Complete Defense Verdict Achieved in $2.25 Million Medical Malpractice Claim Involving Nephrologists
Hinshaw partners Peter Walsh and Jill Eckhaus, along with associate Natalie Murphy, recently obtained a complete defense verdict on behalf of their clients, two nephrology physicians and their employer, in a $2.25 million wrongful death suit.
The decedent was transferred from a large acute care hospital after a lengthy stay, to a rehab care hospital, following a variety of complications due to an extremely complex heart surgery. One such complication was an acute kidney injury requiring hemodialysis. Upon transfer, a nephrology consult was entered, resulting in nephrology consults by both defendant physicians. Given plaintiff's history of hypotension, the decision was made to start hemodialysis the next day.

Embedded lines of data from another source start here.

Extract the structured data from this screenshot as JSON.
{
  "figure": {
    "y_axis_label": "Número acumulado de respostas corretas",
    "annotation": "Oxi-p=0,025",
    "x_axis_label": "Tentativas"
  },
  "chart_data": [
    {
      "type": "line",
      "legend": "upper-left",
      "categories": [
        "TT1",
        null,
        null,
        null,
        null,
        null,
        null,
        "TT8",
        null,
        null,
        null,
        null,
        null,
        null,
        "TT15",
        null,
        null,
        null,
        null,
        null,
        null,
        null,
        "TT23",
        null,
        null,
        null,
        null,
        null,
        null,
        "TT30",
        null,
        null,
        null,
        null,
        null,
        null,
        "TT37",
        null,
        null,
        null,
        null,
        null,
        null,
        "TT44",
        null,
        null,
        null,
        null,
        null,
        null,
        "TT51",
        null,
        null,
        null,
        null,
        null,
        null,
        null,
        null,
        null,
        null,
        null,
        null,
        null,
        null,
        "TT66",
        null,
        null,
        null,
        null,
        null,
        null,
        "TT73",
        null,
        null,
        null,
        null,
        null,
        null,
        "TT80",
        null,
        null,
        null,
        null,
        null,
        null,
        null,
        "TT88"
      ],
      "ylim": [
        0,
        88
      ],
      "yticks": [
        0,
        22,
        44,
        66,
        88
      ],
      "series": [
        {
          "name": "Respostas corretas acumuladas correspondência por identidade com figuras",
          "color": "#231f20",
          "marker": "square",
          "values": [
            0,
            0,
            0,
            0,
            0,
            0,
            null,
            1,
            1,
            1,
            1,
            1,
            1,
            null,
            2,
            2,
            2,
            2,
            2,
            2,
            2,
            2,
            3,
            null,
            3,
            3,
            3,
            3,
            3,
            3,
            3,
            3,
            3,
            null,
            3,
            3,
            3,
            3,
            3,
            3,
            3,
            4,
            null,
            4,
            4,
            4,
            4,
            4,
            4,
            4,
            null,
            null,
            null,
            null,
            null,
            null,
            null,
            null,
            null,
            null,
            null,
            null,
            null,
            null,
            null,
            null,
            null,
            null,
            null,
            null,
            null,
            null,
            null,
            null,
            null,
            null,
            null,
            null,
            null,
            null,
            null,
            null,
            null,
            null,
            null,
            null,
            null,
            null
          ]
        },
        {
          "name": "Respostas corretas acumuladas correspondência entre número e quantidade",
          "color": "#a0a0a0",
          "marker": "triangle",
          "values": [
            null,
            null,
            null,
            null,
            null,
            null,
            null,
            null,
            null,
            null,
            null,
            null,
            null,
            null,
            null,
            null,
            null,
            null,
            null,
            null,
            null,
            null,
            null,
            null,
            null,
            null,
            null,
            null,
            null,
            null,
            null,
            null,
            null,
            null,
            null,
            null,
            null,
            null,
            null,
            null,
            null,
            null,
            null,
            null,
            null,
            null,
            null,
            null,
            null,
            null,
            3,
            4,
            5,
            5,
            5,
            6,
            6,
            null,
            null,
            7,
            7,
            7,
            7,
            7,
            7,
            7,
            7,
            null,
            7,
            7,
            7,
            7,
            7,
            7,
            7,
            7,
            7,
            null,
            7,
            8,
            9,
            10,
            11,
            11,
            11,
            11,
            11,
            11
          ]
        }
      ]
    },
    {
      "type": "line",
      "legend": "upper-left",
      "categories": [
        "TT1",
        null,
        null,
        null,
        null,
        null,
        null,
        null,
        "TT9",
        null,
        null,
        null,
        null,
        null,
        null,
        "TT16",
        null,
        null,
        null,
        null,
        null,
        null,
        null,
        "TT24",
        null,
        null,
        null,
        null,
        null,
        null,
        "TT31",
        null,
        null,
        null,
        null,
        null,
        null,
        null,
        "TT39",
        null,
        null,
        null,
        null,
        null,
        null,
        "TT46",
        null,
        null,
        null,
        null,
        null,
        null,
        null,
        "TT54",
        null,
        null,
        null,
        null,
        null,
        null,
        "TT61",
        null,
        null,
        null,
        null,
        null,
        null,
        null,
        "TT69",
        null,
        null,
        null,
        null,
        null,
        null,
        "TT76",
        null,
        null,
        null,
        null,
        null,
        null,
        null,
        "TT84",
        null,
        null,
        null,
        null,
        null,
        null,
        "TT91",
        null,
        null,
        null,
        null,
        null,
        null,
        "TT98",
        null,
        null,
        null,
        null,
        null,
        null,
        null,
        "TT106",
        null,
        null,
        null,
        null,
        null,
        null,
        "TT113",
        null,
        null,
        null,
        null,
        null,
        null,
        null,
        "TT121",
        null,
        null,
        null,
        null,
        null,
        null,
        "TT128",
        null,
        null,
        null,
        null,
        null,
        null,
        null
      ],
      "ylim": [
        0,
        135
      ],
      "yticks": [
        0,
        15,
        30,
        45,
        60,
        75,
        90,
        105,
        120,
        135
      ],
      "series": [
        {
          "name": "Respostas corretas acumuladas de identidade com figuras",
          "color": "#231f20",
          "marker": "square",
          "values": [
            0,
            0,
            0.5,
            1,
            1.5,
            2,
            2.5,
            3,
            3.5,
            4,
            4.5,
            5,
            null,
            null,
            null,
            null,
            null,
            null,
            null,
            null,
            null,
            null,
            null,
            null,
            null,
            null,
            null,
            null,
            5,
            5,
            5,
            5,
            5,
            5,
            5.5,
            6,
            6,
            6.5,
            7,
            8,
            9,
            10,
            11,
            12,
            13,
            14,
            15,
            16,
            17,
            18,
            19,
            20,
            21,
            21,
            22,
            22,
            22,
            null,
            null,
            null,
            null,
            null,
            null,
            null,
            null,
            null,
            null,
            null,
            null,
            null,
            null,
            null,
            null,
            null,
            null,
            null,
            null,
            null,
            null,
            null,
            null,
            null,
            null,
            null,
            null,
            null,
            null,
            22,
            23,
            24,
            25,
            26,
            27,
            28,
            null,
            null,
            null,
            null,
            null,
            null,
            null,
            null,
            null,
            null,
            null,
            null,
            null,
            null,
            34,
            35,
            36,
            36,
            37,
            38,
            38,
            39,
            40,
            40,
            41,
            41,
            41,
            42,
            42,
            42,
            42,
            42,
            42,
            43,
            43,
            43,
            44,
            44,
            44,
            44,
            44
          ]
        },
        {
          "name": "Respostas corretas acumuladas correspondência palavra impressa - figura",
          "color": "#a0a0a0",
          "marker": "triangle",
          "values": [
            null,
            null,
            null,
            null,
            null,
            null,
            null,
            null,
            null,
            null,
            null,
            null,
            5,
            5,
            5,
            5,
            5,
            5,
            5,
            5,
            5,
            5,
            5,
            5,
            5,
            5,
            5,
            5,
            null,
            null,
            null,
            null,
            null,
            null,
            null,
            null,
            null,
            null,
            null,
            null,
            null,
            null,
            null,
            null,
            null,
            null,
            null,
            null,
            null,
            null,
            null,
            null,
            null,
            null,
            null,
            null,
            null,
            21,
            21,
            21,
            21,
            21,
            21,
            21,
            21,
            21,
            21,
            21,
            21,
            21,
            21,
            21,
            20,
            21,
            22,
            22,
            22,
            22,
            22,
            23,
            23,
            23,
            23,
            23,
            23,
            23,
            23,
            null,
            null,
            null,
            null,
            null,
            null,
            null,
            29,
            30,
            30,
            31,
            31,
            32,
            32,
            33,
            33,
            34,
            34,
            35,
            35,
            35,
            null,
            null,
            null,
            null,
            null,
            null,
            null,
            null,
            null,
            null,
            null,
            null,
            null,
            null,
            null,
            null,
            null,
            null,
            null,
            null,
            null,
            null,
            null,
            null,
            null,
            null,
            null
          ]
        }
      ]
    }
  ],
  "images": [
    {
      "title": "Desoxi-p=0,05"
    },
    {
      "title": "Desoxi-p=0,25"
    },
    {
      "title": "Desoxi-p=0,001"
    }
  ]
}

However, just hours after both consults, the patient's blood pressure crashed, and she later died.
The decedent's estate filed suit for alleged wrongful death and medical malpractice against the two nephrologists for failure to timely administer hemodialysis. Plaintiff contended that defendants should have attempted emergent hemodialysis rather than considering her hypotension and continuing to monitor the patient's condition. Defendants argued that they complied with the standard of care in their care and treatment of the patient, and both consults reached the same conclusion, having considered the patient's hypotension. Both argued that stat hemodialysis was not required and that the patient's bout of hypotension just hours after the consults, which led to her demise, was not proximately caused by the failure to receive one stat hemodialysis treatment. Lastly, defendants argued that the cardiothoracic surgeon's risky and complicated surgery at Stroger Hospital was the proximate cause of her severe life-threatening complications, along with the surgeon's inappropriate transfer of the patient to acute rehab care.
At the close of trial, plaintiff asked the jury for $2.25 million in damages. After less than seven minutes of deliberation, the jury returned with a complete defense verdict.